Mycobacterium tuberculosis (Mtb) employs distinct strategies to circumvent host immune responses during the infection process. Various Mtb cell-wall associated and secretory proteins are known to play a critical role in the orchestration of host innate immune responses through modulation of signaling pathways. Mtb genome encodes for 23 (EsxA-EsxW) proteins belonging to the ESAT-6 like family; however, most of them are functionally unknown. Here, we show that Mtb EsxL induces tumor necrosis factor-alpha (TNF-α) production by activating nuclear translocation of nuclear factor-κB (NF-κB) via interaction with Toll-like Receptor 2 (TLR2). Blocking or silencing of TLR2 abrogated nuclear translocation of NF-kB and TNF-α production.

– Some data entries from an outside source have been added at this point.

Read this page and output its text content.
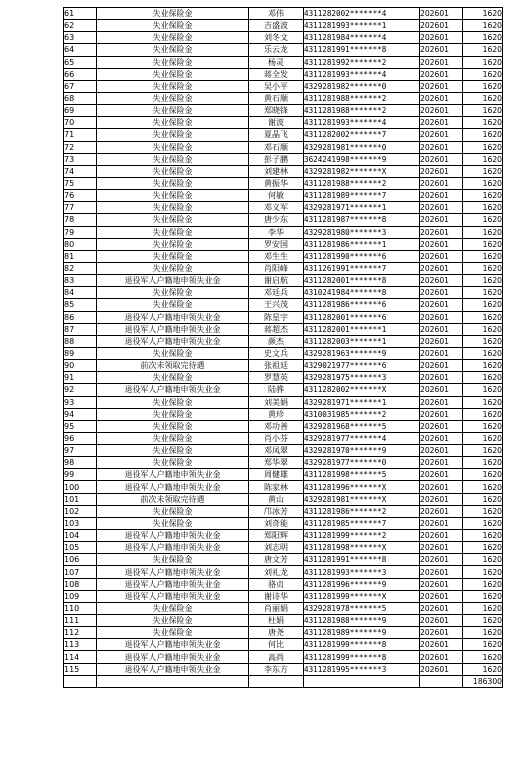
61	失业保险金	邓伟	4311282002*******4	202601	1620
62	失业保险金	吉盛波	4311281993*******1	202601	1620
63	失业保险金	刘冬文	4311281984*******4	202601	1620
64	失业保险金	乐云龙	4311281991*******8	202601	1620
65	失业保险金	杨灵	4311281992*******2	202601	1620
66	失业保险金	蒋全发	4311281993*******4	202601	1620
67	失业保险金	吴小平	4329281982*******0	202601	1620
68	失业保险金	黄石顺	4311281988*******2	202601	1620
69	失业保险金	郑晓锋	4311281988*******2	202601	1620
70	失业保险金	谢波	4311281993*******4	202601	1620
71	失业保险金	夏晶飞	4311282002*******7	202601	1620
72	失业保险金	邓石顺	4329281981*******0	202601	1620
73	失业保险金	彭子鹏	3624241998*******9	202601	1620
74	失业保险金	刘建林	4329281982*******X	202601	1620
75	失业保险金	黄振华	4311281988*******2	202601	1620
76	失业保险金	何敏	4311281989*******7	202601	1620
77	失业保险金	邓义军	4329281971*******1	202601	1620
78	失业保险金	唐少东	4311281987*******8	202601	1620
79	失业保险金	李华	4329281980*******3	202601	1620
80	失业保险金	罗安国	4311281986*******1	202601	1620
81	失业保险金	邓生生	4311281990*******6	202601	1620
82	失业保险金	肖阳峰	4311261991*******7	202601	1620
83	退役军人户籍地申领失业金	谢启航	4311282001*******8	202601	1620
84	失业保险金	邓廷兵	4310241984*******8	202601	1620
85	失业保险金	王兴茂	4311281986*******6	202601	1620
86	退役军人户籍地申领失业金	陈星宇	4311282001*******6	202601	1620
87	退役军人户籍地申领失业金	蒋超杰	4311282001*******1	202601	1620
88	退役军人户籍地申领失业金	颜杰	4311282003*******1	202601	1620
89	失业保险金	史文兵	4329281963*******9	202601	1620
90	前次未领取完待遇	张祖廷	4329021977*******6	202601	1620
91	失业保险金	罗慧英	4329281975*******3	202601	1620
92	退役军人户籍地申领失业金	陆骅	4311282002*******X	202601	1620
93	失业保险金	刘美娟	4329281971*******1	202601	1620
94	失业保险金	黄珍	4310031985*******2	202601	1620
95	失业保险金	邓功善	4329281968*******5	202601	1620
96	失业保险金	肖小芬	4329281977*******4	202601	1620
97	失业保险金	邓凤翠	4329281970*******9	202601	1620
98	失业保险金	郑华翠	4329281977*******0	202601	1620
99	退役军人户籍地申领失业金	周健雄	4311281998*******5	202601	1620
100	退役军人户籍地申领失业金	陈家林	4311281996*******X	202601	1620
101	前次未领取完待遇	黄山	4329281981*******X	202601	1620
102	失业保险金	邝冰芳	4311281986*******2	202601	1620
103	失业保险金	刘奇能	4311281985*******7	202601	1620
104	退役军人户籍地申领失业金	郑阳辉	4311281999*******2	202601	1620
105	退役军人户籍地申领失业金	刘志明	4311281998*******X	202601	1620
106	失业保险金	唐文芳	4311281991*******8	202601	1620
107	退役军人户籍地申领失业金	刘礼龙	4311281993*******3	202601	1620
108	退役军人户籍地申领失业金	骆贞	4311281996*******9	202601	1620
109	退役军人户籍地申领失业金	谢诗华	4311281999*******X	202601	1620
110	失业保险金	肖丽娟	4329281978*******5	202601	1620
111	失业保险金	杜娟	4311281988*******9	202601	1620
112	失业保险金	唐尧	4311281989*******9	202601	1620
113	退役军人户籍地申领失业金	何比	4311281999*******8	202601	1620
114	退役军人户籍地申领失业金	高尚	4311281999*******8	202601	1620
115	退役军人户籍地申领失业金	李东方	4311281995*******3	202601	1620
					186300
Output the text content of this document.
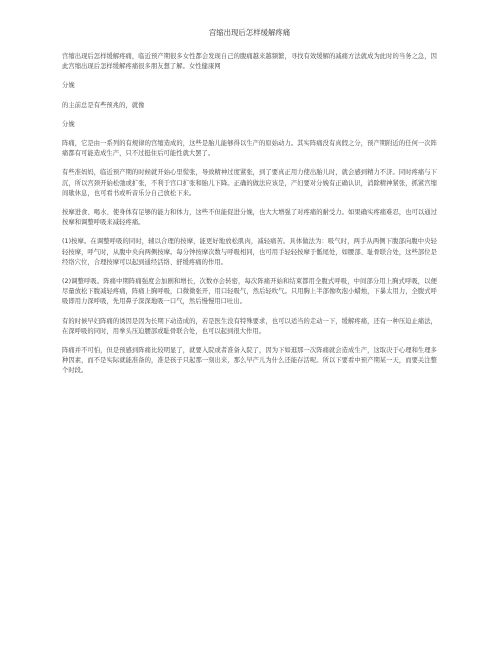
宫缩出现后怎样缓解疼痛
宫缩出现后怎样缓解疼痛，临近预产期很多女性都会发现自己的腹痛越来越频繁，寻找有效缓解的减痛方法就成为此时的当务之急，因此宫缩出现后怎样缓解疼痛很多朋友想了解。女性健康网
分娩
的主前总是有些预兆的，就像
分娩
阵痛，它是由一系列的有规律的宫缩造成的，这些是胎儿能够得以生产的原始动力。其实阵痛没有真假之分，预产期附近的任何一次阵痛都有可能造成生产，只不过挺住后可能性就大罢了。
有些准妈妈，临近预产期的时候就开始心里慌张，导致精神过度紧张，到了要真正用力使出胎儿时，就会感到精力不济。同时疼痛与下沉，所以宫颈开始松弛或扩张，不利于宫口扩张和胎儿下降。正确的做法应该是，产妇要对分娩有正确认识，消除精神紧张，抓紧宫缩间歇休息，也可看书或听音乐分自己放松下来。
按摩进食、喝水、使身体有足够的能力和体力，这些不但能促进分娩，也大大增强了对疼痛的耐受力。如果确实疼痛难忍，也可以通过按摩和调整呼吸来减轻疼痛。
(1)按摩。在调整呼吸的同时，辅以合理的按摩，能更好地放松肌肉，减轻痛苦。具体做法为：吸气时，两手从两侧下腹部向腹中央轻轻按摩，呼气时，从腹中央向两侧按摩。每分钟按摩次数与呼吸相同，也可用手轻轻按摩于骶尾处，如腰部、耻骨联合处，这些部位是经络穴位，合理按摩可以起到通经活络、舒缓疼痛的作用。
(2)调整呼吸。阵痛中期阵痛强度会加剧和增长，次数亦会转密，每次阵痛开始和结束都用全腹式呼吸，中间部分用上胸式呼吸，以便尽量放松下腹减轻疼痛，阵痛上胸呼吸，口微微张开，用口轻吸气，然后轻吹气。只用胸上半部像吹泡小蜡烛，下暴太用力，全腹式呼吸即用力深呼吸，先用鼻子深深地吸一口气，然后慢慢用口吐出。
有的时候早妇阵痛的诱因是因为长期下动造成的，若是医生没有特殊要求，也可以适当的走动一下，缓解疼痛，还有一种压迫止痛法，在深呼吸的同时，用拳头压迫腰部或耻骨联合处，也可以起到很大作用。
阵痛并不可怕，但是预感到阵痛比较明显了，就要入院或者准备入院了，因为下如逛那一次阵痛就会造成生产，这取决于心理和生理多种因素，而不是实际就能准备的，准是孩子只起那一刻出来，那么早产儿为什么还能存活呢。所以下要看中预产期某一天，而要关注整个时段。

Treatment with recombinant purified EsxL (rEsxL) activated mitogen-activated protein kinase (MAPK) pathway by inducing the phosphorylation of extracellular signal-regulated kinase (ERK) and p38 kinase (p38) pathways. At the same time, inhibition of ERK and p38 down-regulated the expression of TNF-α in rEsxL exposed murine macrophages. Besides TNF-α, EsxL also induced the production of IL-6 proinflammatory cytokine. Taken together, these results suggest that EsxL is able to induce TNF-α secretion via TLR2 through activation of NF-κB and MAPK signaling. This study will help in deducing therapeutic strategies for better control of the disease.

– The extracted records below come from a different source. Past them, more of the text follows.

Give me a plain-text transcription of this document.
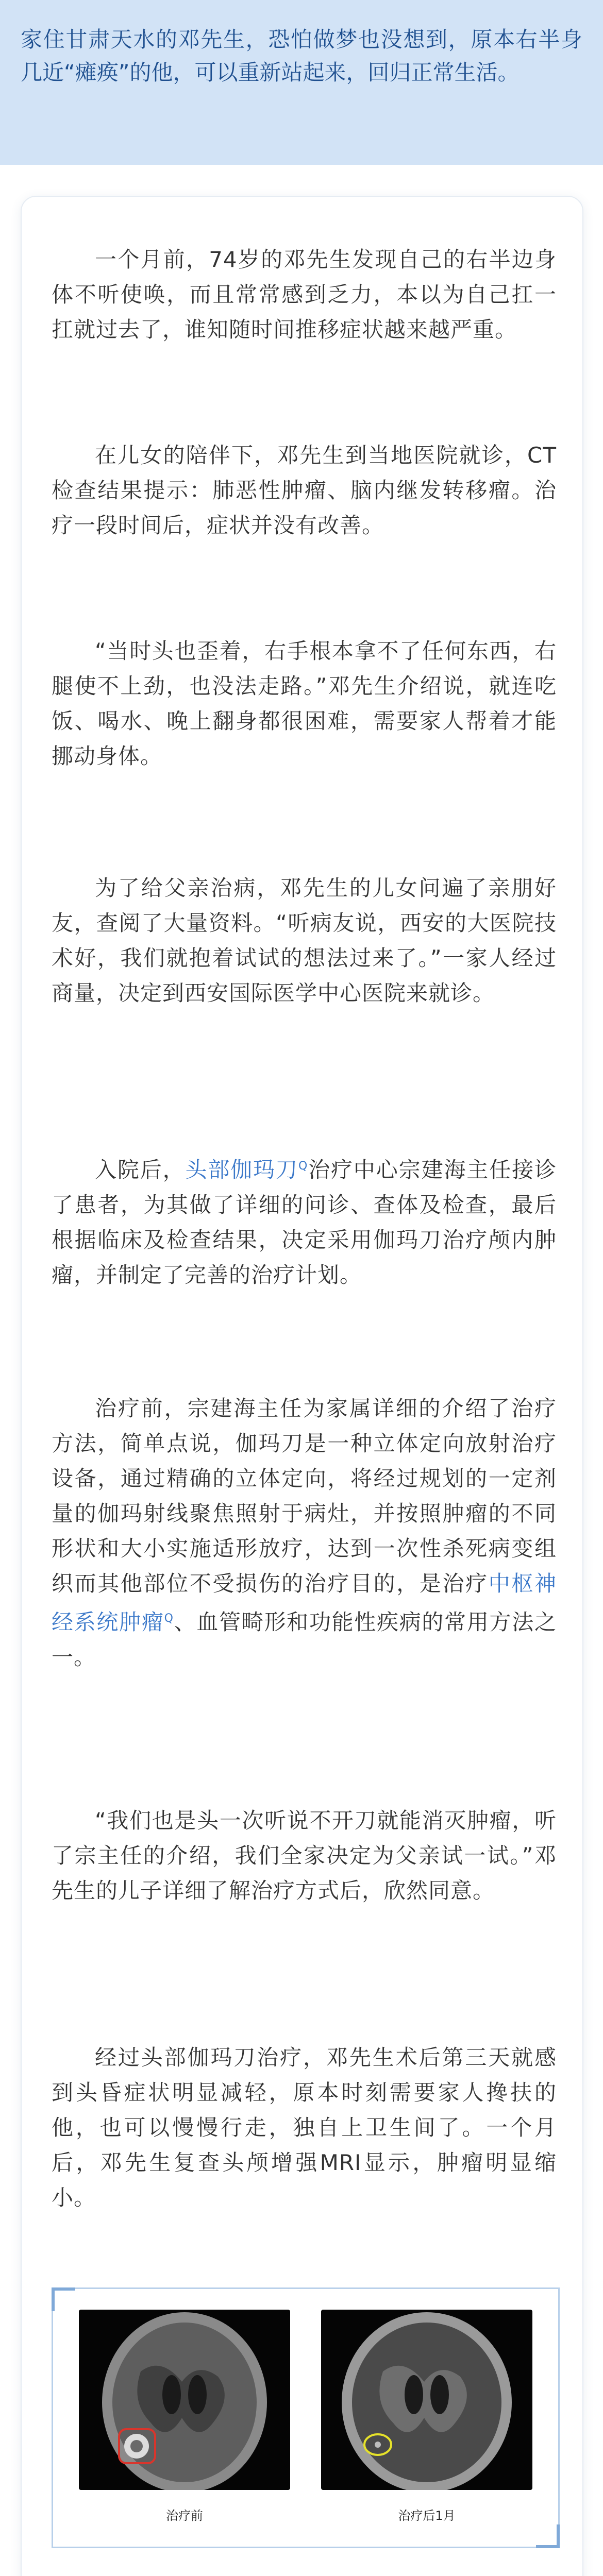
家住甘肃天水的邓先生，恐怕做梦也没想到，原本右半身几近“瘫痪”的他，可以重新站起来，回归正常生活。

一个月前，74岁的邓先生发现自己的右半边身体不听使唤，而且常常感到乏力，本以为自己扛一扛就过去了，谁知随时间推移症状越来越严重。

在儿女的陪伴下，邓先生到当地医院就诊，CT检查结果提示：肺恶性肿瘤、脑内继发转移瘤。治疗一段时间后，症状并没有改善。

“当时头也歪着，右手根本拿不了任何东西，右腿使不上劲，也没法走路。”邓先生介绍说，就连吃饭、喝水、晚上翻身都很困难，需要家人帮着才能挪动身体。

为了给父亲治病，邓先生的儿女问遍了亲朋好友，查阅了大量资料。“听病友说，西安的大医院技术好，我们就抱着试试的想法过来了。”一家人经过商量，决定到西安国际医学中心医院来就诊。

入院后，头部伽玛刀$^Q$治疗中心宗建海主任接诊了患者，为其做了详细的问诊、查体及检查，最后根据临床及检查结果，决定采用伽玛刀治疗颅内肿瘤，并制定了完善的治疗计划。

治疗前，宗建海主任为家属详细的介绍了治疗方法，简单点说，伽玛刀是一种立体定向放射治疗设备，通过精确的立体定向，将经过规划的一定剂量的伽玛射线聚焦照射于病灶，并按照肿瘤的不同形状和大小实施适形放疗，达到一次性杀死病变组织而其他部位不受损伤的治疗目的，是治疗中枢神经系统肿瘤$^Q$、血管畸形和功能性疾病的常用方法之一。

“我们也是头一次听说不开刀就能消灭肿瘤，听了宗主任的介绍，我们全家决定为父亲试一试。”邓先生的儿子详细了解治疗方式后，欣然同意。

经过头部伽玛刀治疗，邓先生术后第三天就感到头昏症状明显减轻，原本时刻需要家人搀扶的他，也可以慢慢行走，独自上卫生间了。一个月后，邓先生复查头颅增强MRI显示，肿瘤明显缩小。

治疗前	治疗后1月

结核分枝杆菌（Mtb）在感染过程中采用了独特的策略来规避宿主的免疫反应。已知各种Mtb细胞壁相关蛋白和分泌蛋白通过信号通路的调控在宿主先天免疫应答的编排中起关键作用。Mtb基因组编码23种（EsxA-EsxW）蛋白质，属于ESAT-6样家族；但是，大多数功能在功能上是未知的。在这里，我们显示Mtb EsxL通过与Toll样受体2（TLR2）相互作用激活核因子-κB（NF-κB）的核易位，从而诱导肿瘤坏死因子-α（TNF-α）的产生。TLR2的阻滞或沉默消除了NF-kB和TNF-α产生的核易位。通过诱导细胞外信号调节激酶（ERK）和p38激酶（p38）途径的磷酸化，用重组纯化的EsxL（rEsxL）活化的促丝裂原活化蛋白激酶（MAPK）途径进行治疗。同时，ERK和p38的抑制下调了rEsxL暴露的鼠巨噬细胞中TNF-α的表达。除TNF-α外，EsxL还诱导IL-6促炎细胞因子的产生。综上所述，这些结果表明，EsxL能够通过激活NF-κB和MAPK信号传导，通过TLR2诱导TNF-α分泌。这项研究将有助于推导更好地控制疾病的治疗策略。除TNF-α外，EsxL还诱导IL-6促炎细胞因子的产生。综上所述，这些结果表明，EsxL能够通过激活NF-κB和MAPK信号传导，通过TLR2诱导TNF-α分泌。这项研究将有助于推导更好地控制疾病的治疗策略。除TNF-α外，EsxL还诱导IL-6促炎细胞因子的产生。综上所述，这些结果表明，EsxL能够通过激活NF-κB和MAPK信号传导，通过TLR2诱导TNF-α分泌。这项研究将有助于推导更好地控制疾病的治疗策略。